Mineiro, de 58 anos, mas instalado há décadas em Aquidauana, hoje Zé diz que vive do que os carrinhos guardam: alface, abóbora e laranja. “Foi dívida, separação, acabou casamento, mercado. Está assim de 2005 para cá”, explica em poucas palavras.
Com o tempo ele se abre e diz que por José Donizete ninguém o conhece e que ele em Aquidauana é o Zé Galinha. Apelido que ganhou por vender galinhas na cidade na década de 80. Daqueles tempos, só ficou mesmo um pequeno sítio que dá as frutas e verduras que abastecem ‘xodó’ e o mercadinho.
A propaganda acaba fazendo com que cliente leve pé de alface para casa. “Eles param, compram pelo impulso”, descreve. Quando pergunto se ali, entre gôndolas quase vazias e um cenário de abandono, ele trabalha sozinho, vem a resposta que está na ponta da língua. “Eu e Jesus. Jesus me dá saúde e eu trabalho”, fala.
Zé Galinha foi rico. “Era bem melhor, eu já fui rico. Mas foi tudo negócio mal feito e hoje ando de mototáxi, à pé”, descreve.
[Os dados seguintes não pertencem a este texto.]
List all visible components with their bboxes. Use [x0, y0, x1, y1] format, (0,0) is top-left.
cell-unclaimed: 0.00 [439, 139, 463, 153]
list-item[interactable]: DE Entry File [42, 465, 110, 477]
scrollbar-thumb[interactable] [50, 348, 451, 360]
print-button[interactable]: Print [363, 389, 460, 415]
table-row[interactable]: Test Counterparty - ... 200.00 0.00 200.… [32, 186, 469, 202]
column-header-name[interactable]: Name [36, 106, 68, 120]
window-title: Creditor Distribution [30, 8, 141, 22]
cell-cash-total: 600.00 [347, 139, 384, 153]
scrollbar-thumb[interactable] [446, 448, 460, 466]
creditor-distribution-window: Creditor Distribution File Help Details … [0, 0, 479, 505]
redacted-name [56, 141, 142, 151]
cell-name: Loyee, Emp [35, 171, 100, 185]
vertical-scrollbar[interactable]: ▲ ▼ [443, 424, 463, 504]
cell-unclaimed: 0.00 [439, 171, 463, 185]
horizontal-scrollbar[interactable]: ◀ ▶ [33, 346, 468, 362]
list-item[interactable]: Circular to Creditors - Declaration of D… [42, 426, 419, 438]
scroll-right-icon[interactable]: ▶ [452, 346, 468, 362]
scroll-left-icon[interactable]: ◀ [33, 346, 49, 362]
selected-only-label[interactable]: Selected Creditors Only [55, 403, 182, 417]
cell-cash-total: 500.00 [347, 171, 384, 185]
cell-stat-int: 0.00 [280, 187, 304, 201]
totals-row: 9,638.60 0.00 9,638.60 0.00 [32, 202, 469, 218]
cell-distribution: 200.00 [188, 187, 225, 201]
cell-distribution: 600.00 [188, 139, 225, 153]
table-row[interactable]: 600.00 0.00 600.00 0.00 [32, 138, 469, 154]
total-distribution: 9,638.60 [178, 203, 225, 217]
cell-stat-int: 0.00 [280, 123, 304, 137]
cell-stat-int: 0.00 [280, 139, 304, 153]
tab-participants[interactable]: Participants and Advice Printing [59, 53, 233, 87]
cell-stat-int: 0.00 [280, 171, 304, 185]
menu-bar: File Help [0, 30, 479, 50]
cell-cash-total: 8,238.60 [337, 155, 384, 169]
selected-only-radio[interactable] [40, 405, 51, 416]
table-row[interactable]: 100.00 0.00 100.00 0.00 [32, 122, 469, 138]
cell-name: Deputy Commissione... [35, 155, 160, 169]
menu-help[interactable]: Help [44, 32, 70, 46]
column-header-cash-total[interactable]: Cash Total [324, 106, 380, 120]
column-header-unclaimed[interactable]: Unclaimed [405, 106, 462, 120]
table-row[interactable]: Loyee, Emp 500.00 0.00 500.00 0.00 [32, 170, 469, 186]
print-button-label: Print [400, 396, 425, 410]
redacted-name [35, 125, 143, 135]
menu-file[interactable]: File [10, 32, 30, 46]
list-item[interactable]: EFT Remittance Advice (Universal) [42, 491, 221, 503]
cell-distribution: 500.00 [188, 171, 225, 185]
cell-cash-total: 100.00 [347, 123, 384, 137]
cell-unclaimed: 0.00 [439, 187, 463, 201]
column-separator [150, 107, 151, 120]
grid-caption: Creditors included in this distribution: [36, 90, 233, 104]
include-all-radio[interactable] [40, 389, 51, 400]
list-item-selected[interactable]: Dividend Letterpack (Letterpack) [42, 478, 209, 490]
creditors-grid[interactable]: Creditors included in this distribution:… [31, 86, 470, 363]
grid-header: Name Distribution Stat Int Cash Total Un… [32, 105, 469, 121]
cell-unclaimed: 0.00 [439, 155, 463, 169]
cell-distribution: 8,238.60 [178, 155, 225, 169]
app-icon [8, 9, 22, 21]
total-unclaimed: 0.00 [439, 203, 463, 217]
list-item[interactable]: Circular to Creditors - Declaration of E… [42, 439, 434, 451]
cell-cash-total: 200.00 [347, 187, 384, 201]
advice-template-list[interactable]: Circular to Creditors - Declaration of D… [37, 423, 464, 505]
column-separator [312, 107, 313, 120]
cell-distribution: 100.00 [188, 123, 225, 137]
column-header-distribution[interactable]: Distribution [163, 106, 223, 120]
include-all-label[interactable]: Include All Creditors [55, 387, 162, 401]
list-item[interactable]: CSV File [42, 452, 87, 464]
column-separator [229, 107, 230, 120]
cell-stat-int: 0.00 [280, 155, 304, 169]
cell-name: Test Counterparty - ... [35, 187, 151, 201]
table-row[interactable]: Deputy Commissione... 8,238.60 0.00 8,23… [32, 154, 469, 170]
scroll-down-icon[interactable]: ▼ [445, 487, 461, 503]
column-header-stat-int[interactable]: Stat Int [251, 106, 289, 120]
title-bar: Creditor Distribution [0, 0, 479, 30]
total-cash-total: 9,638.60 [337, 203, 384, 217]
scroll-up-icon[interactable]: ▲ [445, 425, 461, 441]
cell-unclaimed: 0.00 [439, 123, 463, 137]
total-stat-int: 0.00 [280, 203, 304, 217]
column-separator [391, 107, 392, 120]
Quando surge maior confiança ele acrescenta que na década de 90 tomou um calote de R$ 100 mil. “Se eu tivesse parado, eu tinha recuperado, mas entrei na mão de agiota, de banco e foi para o pau”, resume.
O prédio que abriga o xodó até daria uma grana, mas a estrutura guarda muita burocracia e um rolo dos grandes, que ninguém assume comprar. “Até aparece, mas vê o que tem e desiste”, completa.
A falência parece ter servido de lição. Zé Galinha diz que aprendeu que a vida é assim mesmo. “A gente só sabe as dificuldades quando passa. A vida, como pude aprender, é assim”.
Os pés de alface são vendidos por R$ 2. Já a laranja sai por R$ 1,30 o quilo e a abóbora, por R$ 1,50, também o quilo.
No fim das contas, o mercado Xodó abre de segunda a segunda, até em domingo e feriado a partir das 6h30 da manhã.